Native American Youth

With generous support from the San Manuel Band of Mission Indians, the Alliance is partnering with the Juvenile Court and the American Indian and Alaskan Native community to better care for American Indian children in foster care.

The American Indian community strongly promotes the need to support American Indian families and children with quality services and advocacy that place a high regard on cultural values, tribal affiliation and spirituality.  Indian children in foster care are at high risk of becoming disconnected from those services and values, especially in Los Angeles County where they are likely to be placed in non-Indian foster care settings. Accordingly, the Alliance participates in a stakeholder group that meets regularly to improve outcomes for these children and which includes representatives from various tribes, the State Bar of California, the Juvenile Court, child welfare officials, and American Indian social service agencies.
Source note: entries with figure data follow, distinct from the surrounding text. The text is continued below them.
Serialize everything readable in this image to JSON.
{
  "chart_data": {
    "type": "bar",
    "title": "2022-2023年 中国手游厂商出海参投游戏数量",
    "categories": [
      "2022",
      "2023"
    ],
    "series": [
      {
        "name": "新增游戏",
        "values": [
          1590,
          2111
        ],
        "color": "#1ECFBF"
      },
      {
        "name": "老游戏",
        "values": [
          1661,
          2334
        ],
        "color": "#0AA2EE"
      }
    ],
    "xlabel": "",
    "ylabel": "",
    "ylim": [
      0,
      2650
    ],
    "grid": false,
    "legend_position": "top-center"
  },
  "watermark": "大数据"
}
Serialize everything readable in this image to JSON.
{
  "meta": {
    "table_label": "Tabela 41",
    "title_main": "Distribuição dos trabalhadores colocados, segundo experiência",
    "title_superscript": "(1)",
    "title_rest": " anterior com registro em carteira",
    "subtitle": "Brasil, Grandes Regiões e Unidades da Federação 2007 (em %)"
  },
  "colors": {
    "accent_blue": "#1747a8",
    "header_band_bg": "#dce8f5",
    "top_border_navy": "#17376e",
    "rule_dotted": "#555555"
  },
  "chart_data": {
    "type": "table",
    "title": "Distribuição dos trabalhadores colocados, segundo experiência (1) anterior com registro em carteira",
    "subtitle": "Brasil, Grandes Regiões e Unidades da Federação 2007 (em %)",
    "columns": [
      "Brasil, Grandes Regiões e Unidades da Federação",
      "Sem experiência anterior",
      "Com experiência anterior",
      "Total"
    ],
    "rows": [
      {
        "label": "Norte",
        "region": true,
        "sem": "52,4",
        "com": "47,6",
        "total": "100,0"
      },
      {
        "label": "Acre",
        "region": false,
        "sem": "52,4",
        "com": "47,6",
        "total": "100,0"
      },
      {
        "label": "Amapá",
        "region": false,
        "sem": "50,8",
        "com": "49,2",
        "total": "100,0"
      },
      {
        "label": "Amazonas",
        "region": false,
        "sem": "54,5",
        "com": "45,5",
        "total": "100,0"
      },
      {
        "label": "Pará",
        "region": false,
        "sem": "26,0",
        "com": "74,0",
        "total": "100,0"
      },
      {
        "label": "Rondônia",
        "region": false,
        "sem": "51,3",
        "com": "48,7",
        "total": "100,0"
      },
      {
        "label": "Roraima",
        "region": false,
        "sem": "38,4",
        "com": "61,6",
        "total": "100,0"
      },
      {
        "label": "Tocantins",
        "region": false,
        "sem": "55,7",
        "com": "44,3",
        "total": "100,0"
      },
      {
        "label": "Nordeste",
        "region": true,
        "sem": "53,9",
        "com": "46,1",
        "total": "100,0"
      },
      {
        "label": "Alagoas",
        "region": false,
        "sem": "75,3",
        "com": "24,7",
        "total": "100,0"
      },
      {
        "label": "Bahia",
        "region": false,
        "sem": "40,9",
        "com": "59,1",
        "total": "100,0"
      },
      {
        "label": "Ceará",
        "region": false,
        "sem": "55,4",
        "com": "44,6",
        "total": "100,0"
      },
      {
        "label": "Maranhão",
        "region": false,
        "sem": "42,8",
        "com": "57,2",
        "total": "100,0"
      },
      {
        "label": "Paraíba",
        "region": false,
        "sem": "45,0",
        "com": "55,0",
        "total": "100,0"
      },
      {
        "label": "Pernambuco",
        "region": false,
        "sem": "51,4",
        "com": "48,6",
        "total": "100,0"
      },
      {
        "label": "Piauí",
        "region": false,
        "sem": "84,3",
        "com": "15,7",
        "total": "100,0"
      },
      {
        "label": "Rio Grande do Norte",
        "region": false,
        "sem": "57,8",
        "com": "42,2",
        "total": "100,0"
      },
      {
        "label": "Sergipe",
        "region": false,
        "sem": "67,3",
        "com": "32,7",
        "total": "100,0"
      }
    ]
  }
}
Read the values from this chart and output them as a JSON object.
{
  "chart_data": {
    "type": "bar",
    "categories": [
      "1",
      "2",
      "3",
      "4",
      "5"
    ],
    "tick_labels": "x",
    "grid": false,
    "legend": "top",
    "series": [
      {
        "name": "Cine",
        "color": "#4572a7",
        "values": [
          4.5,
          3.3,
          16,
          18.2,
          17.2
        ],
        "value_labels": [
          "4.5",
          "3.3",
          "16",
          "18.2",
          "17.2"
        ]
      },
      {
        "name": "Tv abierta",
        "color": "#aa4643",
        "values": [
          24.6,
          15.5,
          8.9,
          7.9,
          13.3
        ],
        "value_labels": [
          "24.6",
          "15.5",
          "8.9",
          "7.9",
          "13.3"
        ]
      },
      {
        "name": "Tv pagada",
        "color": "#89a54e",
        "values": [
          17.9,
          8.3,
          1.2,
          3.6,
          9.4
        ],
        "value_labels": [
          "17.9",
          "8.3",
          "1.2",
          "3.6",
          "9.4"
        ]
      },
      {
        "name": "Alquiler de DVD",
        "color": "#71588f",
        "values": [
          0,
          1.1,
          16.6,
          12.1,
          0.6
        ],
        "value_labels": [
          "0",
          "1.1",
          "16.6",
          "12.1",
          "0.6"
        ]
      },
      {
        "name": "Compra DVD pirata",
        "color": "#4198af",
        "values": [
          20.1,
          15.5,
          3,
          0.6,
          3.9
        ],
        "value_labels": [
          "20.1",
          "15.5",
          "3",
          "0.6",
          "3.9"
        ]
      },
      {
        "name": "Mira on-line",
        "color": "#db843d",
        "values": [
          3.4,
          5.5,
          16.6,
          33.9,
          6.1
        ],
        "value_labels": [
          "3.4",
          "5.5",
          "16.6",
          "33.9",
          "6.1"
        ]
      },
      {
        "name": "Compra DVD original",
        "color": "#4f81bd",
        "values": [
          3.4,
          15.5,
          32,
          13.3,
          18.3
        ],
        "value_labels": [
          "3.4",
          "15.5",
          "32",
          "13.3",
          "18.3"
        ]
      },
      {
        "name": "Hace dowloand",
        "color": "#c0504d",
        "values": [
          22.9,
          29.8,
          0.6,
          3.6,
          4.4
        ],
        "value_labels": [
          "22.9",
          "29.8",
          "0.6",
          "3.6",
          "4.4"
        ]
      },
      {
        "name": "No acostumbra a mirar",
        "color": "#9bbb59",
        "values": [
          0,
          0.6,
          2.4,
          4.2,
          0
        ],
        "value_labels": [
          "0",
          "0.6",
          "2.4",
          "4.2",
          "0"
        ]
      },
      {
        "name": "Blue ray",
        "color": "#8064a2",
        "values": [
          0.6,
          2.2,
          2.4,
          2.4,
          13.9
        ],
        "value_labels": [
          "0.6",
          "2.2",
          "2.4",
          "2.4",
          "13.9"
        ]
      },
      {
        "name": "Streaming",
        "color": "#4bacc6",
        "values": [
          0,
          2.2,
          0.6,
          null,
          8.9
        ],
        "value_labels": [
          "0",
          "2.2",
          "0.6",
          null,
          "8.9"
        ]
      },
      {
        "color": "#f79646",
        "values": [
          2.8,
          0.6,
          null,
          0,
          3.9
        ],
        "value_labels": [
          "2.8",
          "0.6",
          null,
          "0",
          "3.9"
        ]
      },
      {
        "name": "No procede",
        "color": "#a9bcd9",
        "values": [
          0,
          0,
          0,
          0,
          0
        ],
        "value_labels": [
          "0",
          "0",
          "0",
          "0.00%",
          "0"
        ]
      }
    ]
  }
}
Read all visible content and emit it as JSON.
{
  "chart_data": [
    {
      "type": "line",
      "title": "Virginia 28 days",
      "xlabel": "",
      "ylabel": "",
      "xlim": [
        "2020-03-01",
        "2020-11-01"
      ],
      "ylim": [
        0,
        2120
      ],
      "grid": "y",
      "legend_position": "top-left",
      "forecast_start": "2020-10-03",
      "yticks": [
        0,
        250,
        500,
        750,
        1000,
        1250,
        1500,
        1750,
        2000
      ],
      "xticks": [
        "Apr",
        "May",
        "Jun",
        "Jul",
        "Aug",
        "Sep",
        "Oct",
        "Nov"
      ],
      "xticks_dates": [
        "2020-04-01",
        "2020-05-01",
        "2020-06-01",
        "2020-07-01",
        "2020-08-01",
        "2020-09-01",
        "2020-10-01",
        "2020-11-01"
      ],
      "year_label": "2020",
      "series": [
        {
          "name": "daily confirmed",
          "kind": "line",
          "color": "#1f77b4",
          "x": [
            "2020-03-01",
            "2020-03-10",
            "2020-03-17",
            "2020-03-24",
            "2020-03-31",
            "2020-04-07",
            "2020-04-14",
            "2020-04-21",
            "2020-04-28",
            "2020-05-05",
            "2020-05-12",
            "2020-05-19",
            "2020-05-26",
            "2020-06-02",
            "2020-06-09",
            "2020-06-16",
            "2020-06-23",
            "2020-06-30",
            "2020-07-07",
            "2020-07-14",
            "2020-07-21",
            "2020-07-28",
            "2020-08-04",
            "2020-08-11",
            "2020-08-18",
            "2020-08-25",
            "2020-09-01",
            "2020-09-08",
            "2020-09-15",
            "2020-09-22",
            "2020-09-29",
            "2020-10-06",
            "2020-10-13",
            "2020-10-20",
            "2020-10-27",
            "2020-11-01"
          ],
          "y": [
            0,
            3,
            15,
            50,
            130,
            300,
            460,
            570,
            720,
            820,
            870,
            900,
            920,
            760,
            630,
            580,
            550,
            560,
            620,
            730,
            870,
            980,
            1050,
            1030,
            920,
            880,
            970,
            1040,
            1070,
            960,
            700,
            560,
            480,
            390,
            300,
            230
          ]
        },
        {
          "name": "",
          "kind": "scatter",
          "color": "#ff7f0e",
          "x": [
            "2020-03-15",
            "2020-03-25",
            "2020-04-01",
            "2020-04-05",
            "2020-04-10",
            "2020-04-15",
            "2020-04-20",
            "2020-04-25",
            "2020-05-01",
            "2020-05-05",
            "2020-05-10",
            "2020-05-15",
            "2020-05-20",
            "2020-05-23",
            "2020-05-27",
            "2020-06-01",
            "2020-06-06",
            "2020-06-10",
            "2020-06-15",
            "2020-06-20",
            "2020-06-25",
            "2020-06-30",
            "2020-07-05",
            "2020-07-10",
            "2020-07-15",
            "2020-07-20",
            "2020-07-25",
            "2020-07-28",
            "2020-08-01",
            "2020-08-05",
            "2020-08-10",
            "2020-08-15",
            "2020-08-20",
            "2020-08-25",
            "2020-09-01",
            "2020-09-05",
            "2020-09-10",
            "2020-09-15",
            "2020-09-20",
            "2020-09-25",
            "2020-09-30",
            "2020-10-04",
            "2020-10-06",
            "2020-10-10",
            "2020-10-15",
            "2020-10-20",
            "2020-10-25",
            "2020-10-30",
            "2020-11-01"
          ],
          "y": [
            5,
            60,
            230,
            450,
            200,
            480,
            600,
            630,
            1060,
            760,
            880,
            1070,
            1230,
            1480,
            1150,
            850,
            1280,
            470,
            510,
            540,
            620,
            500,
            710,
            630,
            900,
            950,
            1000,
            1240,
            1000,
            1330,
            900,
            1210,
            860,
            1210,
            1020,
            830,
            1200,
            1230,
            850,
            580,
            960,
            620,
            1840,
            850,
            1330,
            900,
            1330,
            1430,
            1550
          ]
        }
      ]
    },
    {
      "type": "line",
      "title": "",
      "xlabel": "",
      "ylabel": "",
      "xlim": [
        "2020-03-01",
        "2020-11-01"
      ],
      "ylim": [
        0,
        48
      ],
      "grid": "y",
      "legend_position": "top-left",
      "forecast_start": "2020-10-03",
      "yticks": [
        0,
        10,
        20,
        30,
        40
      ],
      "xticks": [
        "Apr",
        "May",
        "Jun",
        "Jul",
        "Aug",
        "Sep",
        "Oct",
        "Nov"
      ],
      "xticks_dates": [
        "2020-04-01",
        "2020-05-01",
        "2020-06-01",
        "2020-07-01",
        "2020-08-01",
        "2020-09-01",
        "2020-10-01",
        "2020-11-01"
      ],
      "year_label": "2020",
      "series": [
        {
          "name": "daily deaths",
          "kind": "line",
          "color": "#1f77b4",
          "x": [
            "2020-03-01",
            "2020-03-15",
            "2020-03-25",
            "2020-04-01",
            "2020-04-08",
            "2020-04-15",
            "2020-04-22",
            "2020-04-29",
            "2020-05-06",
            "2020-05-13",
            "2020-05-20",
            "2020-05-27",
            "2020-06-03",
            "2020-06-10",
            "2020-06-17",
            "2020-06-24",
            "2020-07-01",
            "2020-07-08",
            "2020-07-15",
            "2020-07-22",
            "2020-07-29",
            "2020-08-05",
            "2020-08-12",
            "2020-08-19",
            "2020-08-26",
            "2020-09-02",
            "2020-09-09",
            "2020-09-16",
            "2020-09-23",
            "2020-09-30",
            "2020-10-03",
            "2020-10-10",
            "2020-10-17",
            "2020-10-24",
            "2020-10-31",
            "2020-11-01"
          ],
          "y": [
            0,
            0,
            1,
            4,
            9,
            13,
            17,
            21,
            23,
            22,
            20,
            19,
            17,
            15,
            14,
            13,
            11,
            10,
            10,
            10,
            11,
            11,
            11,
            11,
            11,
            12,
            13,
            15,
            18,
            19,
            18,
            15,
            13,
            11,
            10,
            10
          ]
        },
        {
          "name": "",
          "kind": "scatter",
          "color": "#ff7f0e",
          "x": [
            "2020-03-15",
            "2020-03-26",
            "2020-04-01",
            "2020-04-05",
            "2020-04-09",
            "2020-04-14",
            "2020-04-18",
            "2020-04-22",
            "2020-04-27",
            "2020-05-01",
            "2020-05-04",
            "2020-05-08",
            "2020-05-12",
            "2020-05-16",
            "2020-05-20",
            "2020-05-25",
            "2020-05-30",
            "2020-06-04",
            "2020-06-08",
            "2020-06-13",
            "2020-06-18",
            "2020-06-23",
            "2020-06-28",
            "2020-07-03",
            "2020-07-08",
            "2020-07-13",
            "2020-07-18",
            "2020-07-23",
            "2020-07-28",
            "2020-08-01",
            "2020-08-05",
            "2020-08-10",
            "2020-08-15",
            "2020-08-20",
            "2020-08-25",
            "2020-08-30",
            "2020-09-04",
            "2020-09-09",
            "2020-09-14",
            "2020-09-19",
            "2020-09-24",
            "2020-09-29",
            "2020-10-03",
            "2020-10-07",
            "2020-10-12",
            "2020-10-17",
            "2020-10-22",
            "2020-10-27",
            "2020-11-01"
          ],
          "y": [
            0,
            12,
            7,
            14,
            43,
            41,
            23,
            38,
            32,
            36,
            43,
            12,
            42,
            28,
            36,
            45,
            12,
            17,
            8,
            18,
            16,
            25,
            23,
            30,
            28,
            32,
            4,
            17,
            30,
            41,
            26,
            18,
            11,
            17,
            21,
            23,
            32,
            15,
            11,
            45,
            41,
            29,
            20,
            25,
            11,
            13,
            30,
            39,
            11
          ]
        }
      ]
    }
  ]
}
A subcommittee of the Stakeholder group, co-chaired by the Alliance and United American Indian Involvement (UAII), is working to expand the array of services available to children in foster care while also protecting their core values. Towards this goal, the Alliance worked to identify and reach out to service providers that were not already included in the “Red Pages,” which is a resource directory for the American Indian community first compiled by UAII in 2001. New agencies included in a recent reprint include Bet Tzedek Legal Services, Learning Rights Law Center, Mental Health Advocacy Services and others. Concurrent with distribution, UAII and the Alliance cohosted a resource for Red Pages providers, old and new, to meet and discover each other. The fair kicked off with a training by UAII about the importance of acknowledging and understanding historical trauma and its impact on the American Indian community.

In addition to this important effort, Alliance advocates work closely with a specialized court and judge (former Alliance Legal Director Amy Pellman) to screen Native American foster children for needed Alliance services and support.